Николай Вирта - Собрание сочинений в 4 томах. Том 4. Рассказы и повести
Он сохранил еще солдатскую выправку, был не слишком высок ростом, кость имел крупную, жира не нагулял, так что выглядел бы молодцом, если бы… если бы не седые, как лунь седые волосы. А стали они такими после той контузии. Когда впервые (после выздоровления) глянул на себя в зеркало Антон Ильич, ахнул: старик!
А тут, как нельзя некстати, пришло на ум, что первого апреля исполнится ему сорок лет. Седой в сорок лет… Эхма!
И принялся Антон Ильич со злостью крушить штакетник, щепки так и летели!.. Расправившись с оградой, Антон Ильич осмотрел опорные столбы, привезенные Петром Семеновичем, и остался доволен: на совесть сделаны, даже толем обили заостренные концы. Начал он для столбов копать ямы. Земля смерзлась, подавалась туго, да что она для бывалого сапера?! С такой ли управлялись, роя окопы и блиндажи, в сорок первом под Москвой? Земля, схваченная лютыми тогдашними морозами, казалась сплавом материалов неземного происхождения. Словно детские, игрушечные, крошились саперные лопатки, лопались ломы…
Лопата скребнула обо что-то. По усвоенной привычке Антон Ильич обкопал осторожно землю вокруг какого-то округлого предмета, нагнулся.
Граната!
Кольцо не снято — значит, живая. Так же осторожно Антон Ильич извлек гранату из ямы, сдернул кольцо, бросил гранату в поле. Не разорвалась.
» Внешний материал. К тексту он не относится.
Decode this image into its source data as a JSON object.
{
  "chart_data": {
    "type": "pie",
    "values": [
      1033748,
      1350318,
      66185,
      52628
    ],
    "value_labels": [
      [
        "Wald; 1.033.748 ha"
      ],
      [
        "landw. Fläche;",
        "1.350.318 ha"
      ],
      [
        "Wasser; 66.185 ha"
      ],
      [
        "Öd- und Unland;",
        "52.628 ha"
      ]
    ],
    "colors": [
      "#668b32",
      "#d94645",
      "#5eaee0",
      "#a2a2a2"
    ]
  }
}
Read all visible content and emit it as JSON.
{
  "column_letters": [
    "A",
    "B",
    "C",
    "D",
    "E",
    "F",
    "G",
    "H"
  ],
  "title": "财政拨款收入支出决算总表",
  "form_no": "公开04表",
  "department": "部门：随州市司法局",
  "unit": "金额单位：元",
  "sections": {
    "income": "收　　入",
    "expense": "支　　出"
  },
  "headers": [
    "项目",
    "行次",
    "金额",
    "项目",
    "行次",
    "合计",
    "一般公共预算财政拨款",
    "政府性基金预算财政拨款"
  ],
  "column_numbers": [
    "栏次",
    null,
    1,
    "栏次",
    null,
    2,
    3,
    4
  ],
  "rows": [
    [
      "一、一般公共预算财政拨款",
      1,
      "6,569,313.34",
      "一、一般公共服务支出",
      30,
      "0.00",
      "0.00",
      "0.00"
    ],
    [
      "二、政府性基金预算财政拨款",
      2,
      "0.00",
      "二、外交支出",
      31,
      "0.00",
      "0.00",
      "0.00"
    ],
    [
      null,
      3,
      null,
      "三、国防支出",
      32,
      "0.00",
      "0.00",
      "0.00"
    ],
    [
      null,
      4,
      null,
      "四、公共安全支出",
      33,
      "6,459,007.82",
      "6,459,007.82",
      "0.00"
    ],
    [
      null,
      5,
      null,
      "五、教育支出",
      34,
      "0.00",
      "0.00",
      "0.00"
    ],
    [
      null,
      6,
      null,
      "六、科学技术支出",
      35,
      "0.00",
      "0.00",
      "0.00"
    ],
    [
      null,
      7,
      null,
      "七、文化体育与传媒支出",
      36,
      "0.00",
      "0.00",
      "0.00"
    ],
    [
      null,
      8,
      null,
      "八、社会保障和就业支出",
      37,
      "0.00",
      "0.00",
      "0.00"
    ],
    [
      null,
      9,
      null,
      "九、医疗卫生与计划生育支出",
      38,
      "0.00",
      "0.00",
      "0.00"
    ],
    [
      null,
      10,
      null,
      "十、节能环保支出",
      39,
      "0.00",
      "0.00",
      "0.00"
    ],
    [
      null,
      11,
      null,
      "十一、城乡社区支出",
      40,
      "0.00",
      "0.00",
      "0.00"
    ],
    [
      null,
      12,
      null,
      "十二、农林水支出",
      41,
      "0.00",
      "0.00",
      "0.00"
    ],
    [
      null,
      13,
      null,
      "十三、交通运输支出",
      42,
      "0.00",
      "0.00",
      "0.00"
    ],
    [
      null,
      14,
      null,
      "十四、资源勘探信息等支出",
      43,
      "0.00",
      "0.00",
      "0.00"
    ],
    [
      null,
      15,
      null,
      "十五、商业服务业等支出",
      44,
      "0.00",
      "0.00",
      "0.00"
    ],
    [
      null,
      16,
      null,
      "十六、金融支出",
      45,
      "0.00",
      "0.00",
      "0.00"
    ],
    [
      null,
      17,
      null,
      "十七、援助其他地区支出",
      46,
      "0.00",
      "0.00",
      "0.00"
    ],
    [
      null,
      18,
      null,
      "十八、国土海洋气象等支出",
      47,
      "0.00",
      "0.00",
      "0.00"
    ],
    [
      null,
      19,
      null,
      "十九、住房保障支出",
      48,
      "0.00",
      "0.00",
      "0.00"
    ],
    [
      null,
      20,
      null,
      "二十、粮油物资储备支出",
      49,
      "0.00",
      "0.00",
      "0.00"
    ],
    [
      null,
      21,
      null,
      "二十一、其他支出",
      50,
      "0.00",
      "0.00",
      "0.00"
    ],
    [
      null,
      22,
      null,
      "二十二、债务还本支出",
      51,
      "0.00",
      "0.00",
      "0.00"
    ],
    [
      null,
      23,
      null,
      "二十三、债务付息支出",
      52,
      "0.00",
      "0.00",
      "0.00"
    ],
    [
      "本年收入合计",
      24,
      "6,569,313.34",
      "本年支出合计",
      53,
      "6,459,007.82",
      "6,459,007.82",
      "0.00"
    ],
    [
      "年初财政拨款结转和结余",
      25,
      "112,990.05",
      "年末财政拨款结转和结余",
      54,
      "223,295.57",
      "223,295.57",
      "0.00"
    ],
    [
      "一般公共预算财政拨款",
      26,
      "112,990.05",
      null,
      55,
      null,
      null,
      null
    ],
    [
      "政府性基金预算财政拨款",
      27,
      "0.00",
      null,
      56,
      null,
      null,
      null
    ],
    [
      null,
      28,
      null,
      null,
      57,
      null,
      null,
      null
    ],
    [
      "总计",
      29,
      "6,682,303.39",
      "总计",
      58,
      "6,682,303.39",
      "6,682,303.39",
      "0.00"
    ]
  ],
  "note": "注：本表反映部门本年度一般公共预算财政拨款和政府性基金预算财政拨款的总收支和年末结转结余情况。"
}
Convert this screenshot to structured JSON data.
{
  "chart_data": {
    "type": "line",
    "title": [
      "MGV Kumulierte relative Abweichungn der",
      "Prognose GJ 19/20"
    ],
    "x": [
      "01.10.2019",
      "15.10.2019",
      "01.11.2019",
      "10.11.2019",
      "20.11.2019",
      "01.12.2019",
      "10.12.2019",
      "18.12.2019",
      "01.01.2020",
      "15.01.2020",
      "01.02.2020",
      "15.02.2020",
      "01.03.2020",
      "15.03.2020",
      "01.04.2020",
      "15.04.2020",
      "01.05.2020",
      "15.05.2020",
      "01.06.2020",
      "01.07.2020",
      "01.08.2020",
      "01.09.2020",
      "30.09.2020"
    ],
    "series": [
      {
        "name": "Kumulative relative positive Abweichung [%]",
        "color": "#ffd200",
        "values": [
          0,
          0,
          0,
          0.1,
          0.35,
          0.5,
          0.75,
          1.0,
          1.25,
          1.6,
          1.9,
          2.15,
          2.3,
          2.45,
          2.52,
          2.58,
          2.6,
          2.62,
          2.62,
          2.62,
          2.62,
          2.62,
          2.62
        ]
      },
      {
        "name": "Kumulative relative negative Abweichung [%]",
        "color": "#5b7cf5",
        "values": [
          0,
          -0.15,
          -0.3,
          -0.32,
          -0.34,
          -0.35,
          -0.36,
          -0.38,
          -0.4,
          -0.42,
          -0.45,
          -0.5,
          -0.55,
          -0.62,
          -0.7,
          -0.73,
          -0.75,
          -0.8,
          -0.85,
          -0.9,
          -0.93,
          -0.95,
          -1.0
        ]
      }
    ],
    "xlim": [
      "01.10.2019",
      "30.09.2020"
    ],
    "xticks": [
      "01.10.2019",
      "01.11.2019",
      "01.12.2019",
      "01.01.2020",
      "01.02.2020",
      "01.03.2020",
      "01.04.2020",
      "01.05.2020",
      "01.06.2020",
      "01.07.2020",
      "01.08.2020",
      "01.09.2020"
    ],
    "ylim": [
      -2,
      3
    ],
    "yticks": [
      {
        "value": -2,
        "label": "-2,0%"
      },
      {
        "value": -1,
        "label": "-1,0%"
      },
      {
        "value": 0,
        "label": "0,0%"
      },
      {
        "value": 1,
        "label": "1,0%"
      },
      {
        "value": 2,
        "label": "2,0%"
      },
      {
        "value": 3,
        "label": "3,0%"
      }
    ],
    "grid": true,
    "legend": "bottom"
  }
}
«Немец все подчистую истребил», — вспомнились слова Петра Семеновича. Стало быть, действительно в этих местах шли жестокие бои: каждая ямка исторгала из своих недр то пригоршни расстрелянных гильз, то остатки мины или осколок снаряда. Прошедшие тут сражения обильно усеяли землю своими мертвыми семенами.
В пятой яме Антон Ильич выкопал человеческий череп: посреди лба — дырка.
Наповал.
Антон Ильич отошел немного в сторону, чтобы схоронить останки солдата — нашего или чужого, кто ж знает!
Люба окликнула Антон Ильича от двери.
— Без четверти два. — И подошла. — Что это?
Антон Ильич закапывал череп.
— Солдат. Легкая была его смерть.
— Тут страшные бои шли, — тихо сказала Люба. — Бабуня рассказывала, в нашем селе — от него и кочерыжки не осталось, оно вон там, за холмом было, в полукилометре от путей. Так вот, стоял в селе штаб какого-то полка. Наши наступали вдоль линии, а штаб полка немцы отрезали от своих, загнали в эту выемку… Человек шестьдесят их было… Санитарка, бабуня рассказывала, забежала к ней испить водицы. Шинель в крови, голова перебинтована, совсем молоденькая… Никто из них, бабуня говорит, не уцелел, бились до последнего. Может быть, кто и ушел, этого бабуня не знает. Фашисты загнали мужиков и баб в избы и с двух концов село подожгли. Кто выбегал из изб, тех убивали, остальные живьем сгорели. — Люба помолчала, может быть сдерживая слезы. — Вот тогда и убило отца и мать. А бабуня со мной в погребе отсиделась. Вытащили ее неизвестно кто, отправили в «Первомай». Хотя там немцы тоже почти все пожгли, но люди накопали землянок, в них и жили. И мы с бабуней…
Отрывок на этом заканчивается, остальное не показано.